La grande majorité de ces soldats qui rappelons le, sont allemands , originaires des villages de Veymerange et d’Elange vont être envoyés et tués sur le front Est.
Aujourd’hui, 100 ans après la fin de cette guerre dévastatrice pour l’Europe, ces jeunes hommes qu’on a envoyés si loin, dans des pays inconnus, pour les livrer à l'ennuie, au feu à l’enfer de la mitraille et des bombes méritent bien que l’on s’arrête un peu sur leur histoire.
GRISELLE Adolphe
Né le 12 novembre 1896 à Veymerange (57), demeurant à Veymerange .
Fils de Nicolas Griselle, ouvrier d’usine et de la défunte Louise Henry.
Célibataire. Soldat à la 7eme compagnie du 372eme régiment d’infanterie.
Tué à 20 ans, le 20 septembre 1916 vers 20 h, à Szelwow (Ukraine).
GRISELLE Jean Pierre
Né le 7 août 1882 à Veymerange (57), demeurant à Veymerange (57)
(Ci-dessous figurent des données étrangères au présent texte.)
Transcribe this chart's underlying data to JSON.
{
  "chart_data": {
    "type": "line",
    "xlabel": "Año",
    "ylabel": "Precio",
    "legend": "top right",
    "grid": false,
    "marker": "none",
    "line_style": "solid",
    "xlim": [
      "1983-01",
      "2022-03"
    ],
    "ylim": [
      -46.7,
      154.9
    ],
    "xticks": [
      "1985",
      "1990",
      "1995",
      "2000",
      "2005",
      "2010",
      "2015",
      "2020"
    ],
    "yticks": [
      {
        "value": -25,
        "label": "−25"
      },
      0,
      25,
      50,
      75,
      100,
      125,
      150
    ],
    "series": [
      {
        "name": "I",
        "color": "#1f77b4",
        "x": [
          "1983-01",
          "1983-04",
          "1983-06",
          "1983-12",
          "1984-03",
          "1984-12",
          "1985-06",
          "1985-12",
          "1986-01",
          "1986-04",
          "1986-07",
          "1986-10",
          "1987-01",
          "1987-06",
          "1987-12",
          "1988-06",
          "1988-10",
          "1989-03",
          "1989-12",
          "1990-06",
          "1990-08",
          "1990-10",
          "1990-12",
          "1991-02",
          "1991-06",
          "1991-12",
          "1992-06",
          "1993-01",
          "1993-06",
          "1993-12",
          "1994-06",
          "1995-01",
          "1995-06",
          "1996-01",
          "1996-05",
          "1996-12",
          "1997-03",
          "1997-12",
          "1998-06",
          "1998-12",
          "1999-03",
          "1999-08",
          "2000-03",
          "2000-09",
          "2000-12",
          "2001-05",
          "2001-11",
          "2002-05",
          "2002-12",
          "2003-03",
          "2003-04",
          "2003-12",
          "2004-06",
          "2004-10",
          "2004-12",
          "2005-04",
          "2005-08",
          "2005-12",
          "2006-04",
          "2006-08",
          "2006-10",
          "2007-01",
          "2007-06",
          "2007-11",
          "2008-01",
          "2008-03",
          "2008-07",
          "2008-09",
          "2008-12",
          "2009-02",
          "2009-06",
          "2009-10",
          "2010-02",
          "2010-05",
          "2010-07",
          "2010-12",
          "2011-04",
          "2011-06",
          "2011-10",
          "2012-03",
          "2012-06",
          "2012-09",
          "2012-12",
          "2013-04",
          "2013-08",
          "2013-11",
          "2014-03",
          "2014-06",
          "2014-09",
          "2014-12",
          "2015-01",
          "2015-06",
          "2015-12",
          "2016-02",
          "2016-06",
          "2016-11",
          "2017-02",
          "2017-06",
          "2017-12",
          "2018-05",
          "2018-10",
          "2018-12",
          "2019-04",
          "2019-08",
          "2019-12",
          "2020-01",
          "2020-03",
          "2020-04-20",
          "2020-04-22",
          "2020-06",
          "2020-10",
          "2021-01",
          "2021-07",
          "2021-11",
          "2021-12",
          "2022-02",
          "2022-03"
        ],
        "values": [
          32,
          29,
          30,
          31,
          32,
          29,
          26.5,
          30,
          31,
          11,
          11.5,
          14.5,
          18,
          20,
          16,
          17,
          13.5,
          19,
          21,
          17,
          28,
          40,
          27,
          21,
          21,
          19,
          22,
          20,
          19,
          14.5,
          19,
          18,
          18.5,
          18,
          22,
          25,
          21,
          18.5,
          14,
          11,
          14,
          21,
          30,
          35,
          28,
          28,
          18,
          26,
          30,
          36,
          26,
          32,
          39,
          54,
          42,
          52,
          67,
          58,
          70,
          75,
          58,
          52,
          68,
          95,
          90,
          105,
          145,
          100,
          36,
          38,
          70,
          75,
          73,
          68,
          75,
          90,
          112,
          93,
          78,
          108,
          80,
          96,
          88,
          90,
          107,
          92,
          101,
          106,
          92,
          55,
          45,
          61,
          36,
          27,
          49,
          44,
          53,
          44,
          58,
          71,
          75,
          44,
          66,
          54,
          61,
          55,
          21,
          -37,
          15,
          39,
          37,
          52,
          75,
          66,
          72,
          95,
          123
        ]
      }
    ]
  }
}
Fils de Nicolas Griselle, ouvrier d’usine et de Elisabeth Keip
Il était tourneur, marié le 12 janvier 1914 à Basse-Ham avec Marguerite MALINGER, dont il eut un fils, Lucien Joseph, né le 07 décembre 1914 à Veymerange .
Tué le 26 juin 1918 à Mohilew (Russie)
Habitant Veymerange (57), il figure sur le monument aux morts de ce village,
il figure sur la tombe familiale à Basse-Ham où sa famille s’est installée par la suite.
MESSEMBOURG Nicolas
Né le 23 novembre 1876 à Veymerange (57), demeurant à Veymerange .
Fils de Nicolas Messembourg, mineur et de Elisabeth Dilmann
Célibataire.
Tué à 38 ans, le 10 février 1915 à 12h, dans un bois en Argonne (France).
Soldat au 173eme régiment d’infanterie dit de Lorraine.
Régiment caserné à St Avold, il participera à la bataille de la Marne et sera obligé de reculer jusqu’en Argonne où il stationnera au début de 1915, participant à plusieurs offensives, dont celle de janvier 1915 où il fut tué !
NIDERCORN Louis
Né en 1887 à Halstroff (57), demeurant à Veymerange (57)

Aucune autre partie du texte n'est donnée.